Race Winning Myth – Triumph GT6

A couple of months ago I got up horrendously early to go filming with the only namesake I know, Opposite his house was this MK3 Triumph GT6.

The GT6 was originally concieved by Giovani Michelotti and Triumph in 1963 as a Coupe version of the 4 cylinder Triumph Spitfire and was to be known as the Spitfire GT4. Unfortunately while the styling won plenty of kudos the Spitfires 1147 cc / 70 cui engine struggled to cope with the extra body weight.

However the boffins in the Triumph racing department saw the advantage of using the sleek GT4 body for it’s upcoming 1965 Le Mans programme and made fibre glass copies of the fast back and grafted them on to the tuned racers they were building, thus the racers did not incur the same weight penalty as the one off GT4 built by Michelotti.

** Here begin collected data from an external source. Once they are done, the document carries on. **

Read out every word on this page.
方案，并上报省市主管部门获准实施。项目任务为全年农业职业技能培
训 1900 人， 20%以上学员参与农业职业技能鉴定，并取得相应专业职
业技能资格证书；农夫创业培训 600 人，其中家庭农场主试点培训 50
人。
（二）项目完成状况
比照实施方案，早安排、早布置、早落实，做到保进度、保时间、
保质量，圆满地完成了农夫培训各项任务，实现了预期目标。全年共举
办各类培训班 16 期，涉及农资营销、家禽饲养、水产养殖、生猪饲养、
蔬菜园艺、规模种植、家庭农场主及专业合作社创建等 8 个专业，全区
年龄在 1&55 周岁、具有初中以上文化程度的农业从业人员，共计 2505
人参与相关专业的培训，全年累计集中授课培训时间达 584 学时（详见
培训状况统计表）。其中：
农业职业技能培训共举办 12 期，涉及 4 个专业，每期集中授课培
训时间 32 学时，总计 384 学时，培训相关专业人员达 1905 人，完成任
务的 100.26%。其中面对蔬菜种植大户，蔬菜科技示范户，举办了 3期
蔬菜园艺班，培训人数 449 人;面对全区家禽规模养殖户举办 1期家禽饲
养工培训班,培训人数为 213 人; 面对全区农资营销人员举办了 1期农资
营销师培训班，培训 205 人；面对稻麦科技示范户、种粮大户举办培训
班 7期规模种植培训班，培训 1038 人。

The Spitfires of Jean – Jaques Thuner / Simo Lampinen and Claude Dubois / Jean-Francois Plot came in 13th and 14th winning their class against several Alpines non of which were classified as finishers.

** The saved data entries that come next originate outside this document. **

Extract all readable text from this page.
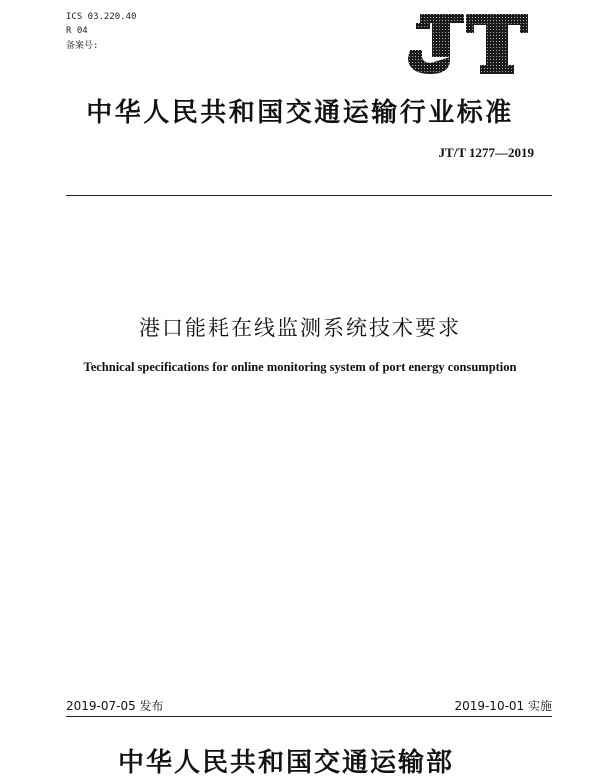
ICS 03.220.40
R 04
备案号:
中华人民共和国交通运输行业标准
JT/T 1277—2019
港口能耗在线监测系统技术要求
Technical specifications for online monitoring system of port energy consumption
2019-07-05 发布	2019-10-01 实施
中华人民共和国交通运输部
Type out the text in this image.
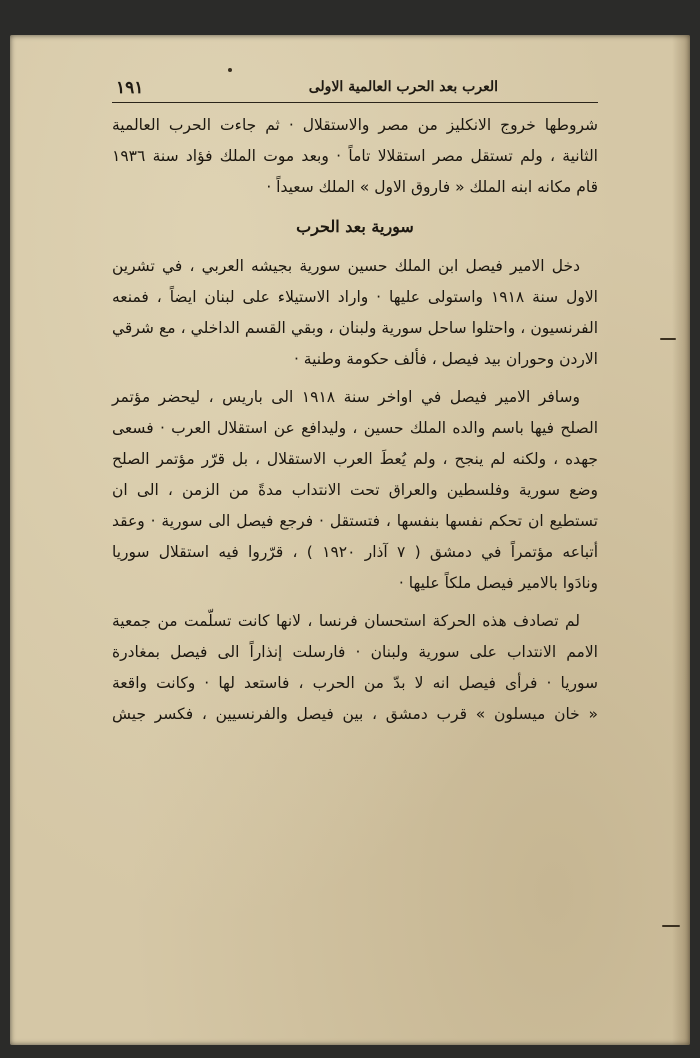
العرب بعد الحرب العالمية الاولى
١٩١
شروطها خروج الانكليز من مصر والاستقلال · ثم جاءت الحرب العالمية
الثانية ، ولم تستقل مصر استقلالا تاماً · وبعد موت الملك فؤاد سنة ١٩٣٦
قام مكانه ابنه الملك « فاروق الاول » الملك سعيداً ·
سورية بعد الحرب
دخل الامير فيصل ابن الملك حسين سورية بجيشه العربي ، في تشرين
الاول سنة ١٩١٨ واستولى عليها · واراد الاستيلاء على لبنان ايضاً ، فمنعه
الفرنسيون ، واحتلوا ساحل سورية ولبنان ، وبقي القسم الداخلي ، مع شرقي
الاردن وحوران بيد فيصل ، فألف حكومة وطنية ·
وسافر الامير فيصل في اواخر سنة ١٩١٨ الى باريس ، ليحضر مؤتمر
الصلح فيها باسم والده الملك حسين ، وليدافع عن استقلال العرب · فسعى
جهده ، ولكنه لم ينجح ، ولم يُعطَ العرب الاستقلال ، بل قرّر مؤتمر الصلح
وضع سورية وفلسطين والعراق تحت الانتداب مدةً من الزمن ، الى ان
تستطيع ان تحكم نفسها بنفسها ، فتستقل · فرجع فيصل الى سورية · وعقد
أتباعه مؤتمراً في دمشق ( ٧ آذار ١٩٢٠ ) ، قرّروا فيه استقلال سوريا
ونادَوا بالامير فيصل ملكاً عليها ·
لم تصادف هذه الحركة استحسان فرنسا ، لانها كانت تسلّمت من جمعية
الامم الانتداب على سورية ولبنان · فارسلت إنذاراً الى فيصل بمغادرة
سوريا · فرأى فيصل انه لا بدّ من الحرب ، فاستعد لها · وكانت واقعة
« خان ميسلون » قرب دمشق ، بين فيصل والفرنسيين ، فكسر جيش
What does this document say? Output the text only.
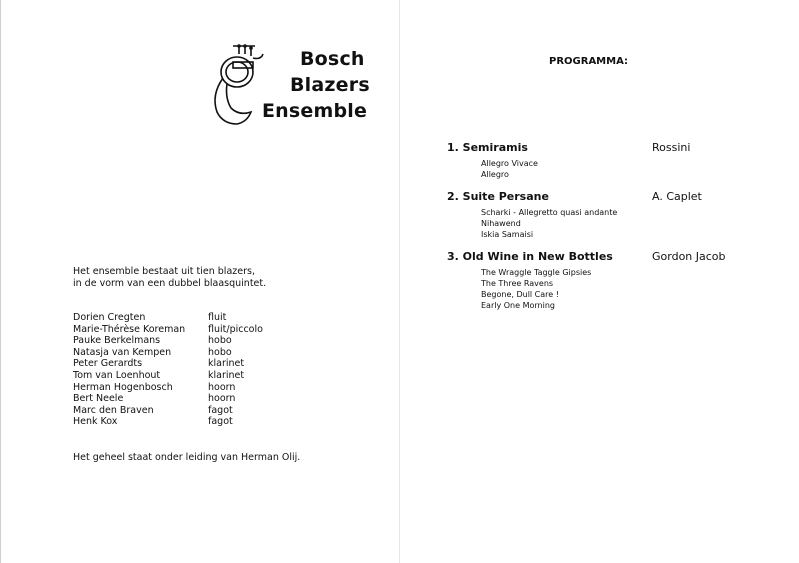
Bosch
Blazers
Ensemble
Het ensemble bestaat uit tien blazers,
in de vorm van een dubbel blaasquintet.
Dorien Cregten	fluit
Marie-Thérèse Koreman fluit/piccolo
Pauke Berkelmans	hobo
Natasja van Kempen	hobo
Peter Gerardts	klarinet
Tom van Loenhout	klarinet
Herman Hogenbosch	hoorn
Bert Neele	hoorn
Marc den Braven	fagot
Henk Kox	fagot
Het geheel staat onder leiding van Herman Olij.
PROGRAMMA:
1. Semiramis	Rossini
Allegro Vivace
Allegro
2. Suite Persane	A. Caplet
Scharki - Allegretto quasi andante
Nihawend
Iskia Samaisi
3. Old Wine in New Bottles	Gordon Jacob
The Wraggle Taggle Gipsies
The Three Ravens
Begone, Dull Care !
Early One Morning
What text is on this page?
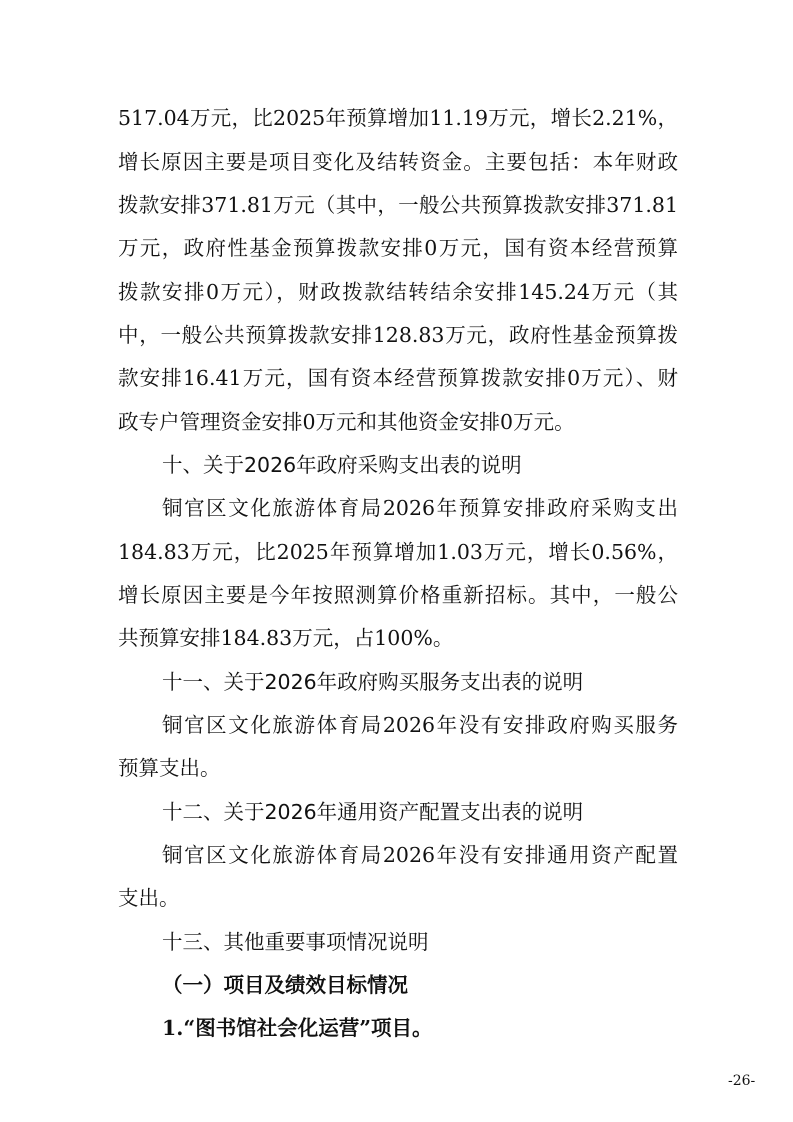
517.04万元，比2025年预算增加11.19万元，增长2.21%，
增长原因主要是项目变化及结转资金。主要包括：本年财政
拨款安排371.81万元（其中，一般公共预算拨款安排371.81
万元，政府性基金预算拨款安排0万元，国有资本经营预算
拨款安排0万元），财政拨款结转结余安排145.24万元（其
中，一般公共预算拨款安排128.83万元，政府性基金预算拨
款安排16.41万元，国有资本经营预算拨款安排0万元）、财
政专户管理资金安排0万元和其他资金安排0万元。
十、关于2026年政府采购支出表的说明
铜官区文化旅游体育局2026年预算安排政府采购支出
184.83万元，比2025年预算增加1.03万元，增长0.56%，
增长原因主要是今年按照测算价格重新招标。其中，一般公
共预算安排184.83万元，占100%。
十一、关于2026年政府购买服务支出表的说明
铜官区文化旅游体育局2026年没有安排政府购买服务
预算支出。
十二、关于2026年通用资产配置支出表的说明
铜官区文化旅游体育局2026年没有安排通用资产配置
支出。
十三、其他重要事项情况说明
（一）项目及绩效目标情况
1.“图书馆社会化运营”项目。
-26-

Triumph decided to capitalise on the racing success by developing the GT6 fitted with the 6 cylinder 1998cc 121.9 cui engine from the Vitesse model. The handling of the Mark I GT6 launched in 1966 was so bad, it understeered/pushed terribly compared to the Spitfire because of the extra weight of the 6 cylinder engine, that huge improvements to the rear suspension were introduced for the 1968 MK2.

The MK3 GT6 introduced in 1970 features a completely different body to the earlier versions broadly in line with upgraded of the Spitfire MKIV. The GT6 MK3 comfortably out performed it closest competitor the MGB 0-60 mph by nearly 3 seconds and top speed by 12mph yet the MGB outsold the GT6 despite the marketing myth that the GT6 was developed from the “race wining Le Mans Spitfires”, when as we have seen the GT was a separate programme that predated the racing programme.

History class over, wishing you all a fine day, don’t forget to come back now.